Question 1: GE claims that it has been able to develop management talent as a sustainable source of competitive advantage. How has it managed to do so? Answer:
GE has been able to develop management talent as a sustainable source of competitive advantage. This is because it has always tried to recruit the higher level employees from within the organization rather than hiring them from outside sources. GE used a very through succession management process. This enabled GE to develop the talent of its management. The way they rigorously and constantly trained the next successor always provided them with an upper hand in the market. GE’s management always kept their eyes open for employees who showed a lot of potential an had the ability to be independent and decisive. Its management was a source of competitive advantage because no other organization gave its employees as much authority and variety of jobs to perform as GE. It always tried to keep its employees on their toes. This was done to keep them motivated and to keep them learning. To keep its management as a source of competitive advantage GE always groomed and tested the leading contenders. It has managed to do so by using several GE businesses as proving grounds. The appliances and lighting sector had long been used as a place to develop manager’s operations skills. Transportation System, Energy Systems, Aircraft Engines sector was used to improve the candidates’ skills to manage through capital spending cycles. And their performance at Plastics and Medical Systems could be evaluated for the candidates’ ability to exploit technological growth, acquisition and globalization. So this is how GE managed to develop its management talent as a source of competitive advantage.

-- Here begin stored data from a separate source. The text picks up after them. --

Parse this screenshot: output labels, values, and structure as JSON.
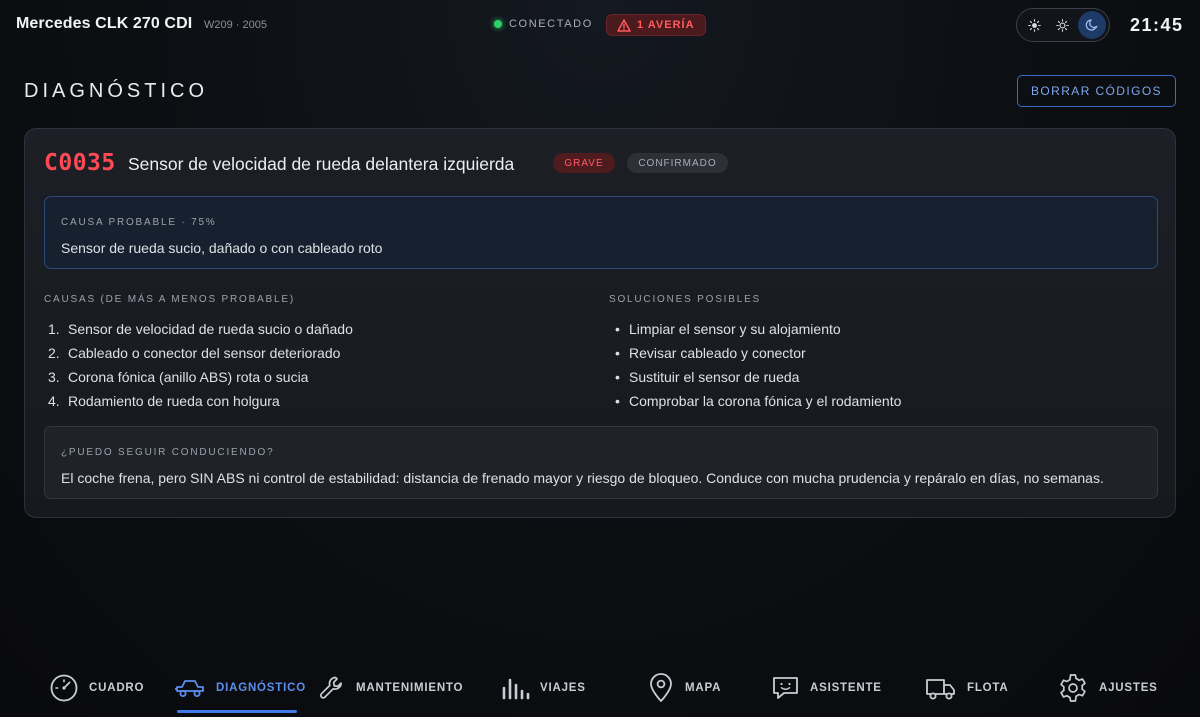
{
  "topbar": {
    "car_name": "Mercedes CLK 270 CDI",
    "car_sub": "W209 · 2005",
    "status": "CONECTADO",
    "fault_badge": "1 AVERÍA",
    "clock": "21:45",
    "theme_options": [
      "sun-auto-icon",
      "sun-icon",
      "moon-icon"
    ],
    "theme_active": "moon-icon"
  },
  "header": {
    "title": "DIAGNÓSTICO",
    "clear_button": "BORRAR CÓDIGOS"
  },
  "dtc": {
    "code": "C0035",
    "title": "Sensor de velocidad de rueda delantera izquierda",
    "severity": "GRAVE",
    "state": "CONFIRMADO",
    "probable_cause_label": "CAUSA PROBABLE · 75%",
    "probable_cause": "Sensor de rueda sucio, dañado o con cableado roto",
    "causes_label": "CAUSAS (DE MÁS A MENOS PROBABLE)",
    "causes": [
      "Sensor de velocidad de rueda sucio o dañado",
      "Cableado o conector del sensor deteriorado",
      "Corona fónica (anillo ABS) rota o sucia",
      "Rodamiento de rueda con holgura"
    ],
    "solutions_label": "SOLUCIONES POSIBLES",
    "solutions": [
      "Limpiar el sensor y su alojamiento",
      "Revisar cableado y conector",
      "Sustituir el sensor de rueda",
      "Comprobar la corona fónica y el rodamiento"
    ],
    "drive_label": "¿PUEDO SEGUIR CONDUCIENDO?",
    "drive_text": "El coche frena, pero SIN ABS ni control de estabilidad: distancia de frenado mayor y riesgo de bloqueo. Conduce con mucha prudencia y repáralo en días, no semanas."
  },
  "nav": {
    "items": [
      {
        "label": "CUADRO",
        "icon": "gauge-icon"
      },
      {
        "label": "DIAGNÓSTICO",
        "icon": "car-icon"
      },
      {
        "label": "MANTENIMIENTO",
        "icon": "wrench-icon"
      },
      {
        "label": "VIAJES",
        "icon": "bar-chart-icon"
      },
      {
        "label": "MAPA",
        "icon": "map-pin-icon"
      },
      {
        "label": "ASISTENTE",
        "icon": "chat-bot-icon"
      },
      {
        "label": "FLOTA",
        "icon": "truck-icon"
      },
      {
        "label": "AJUSTES",
        "icon": "gear-icon"
      }
    ],
    "active": "DIAGNÓSTICO"
  },
  "colors": {
    "accent": "#3f7ae8",
    "danger": "#ff4a55",
    "ok": "#2fd06a"
  }
}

Question 2: Is GE’s talent machine perfectly in balance or does the CEO needs to fine tune it? What recommendation would you give him in the 3 questions? Answer:
GE’s talent machine was perfectly in balance since it had a constant supply of talented employees. Also, its turnover of its most valuable employees was low. This shows that the employees were satisfied with their jobs even through tough times that GE experienced. It always provided its employees with job security. For this reason and many more the turnover of GE employees always remained well below the U.S. Industrial average. Since the CEO always tried to ensure that its employees not only remained loyal, but were also engaged and motivated when things turned around. As businesses always operate in a dynamic environment and as employees are always looking for better jabs in all aspects, it would be wise to develop new or fine tune its existing talent machine even though the talent machine was perfectly in balance. I would recommend that they fine tune the talent machine by developing new HR policies and practices to deal with unforeseen future.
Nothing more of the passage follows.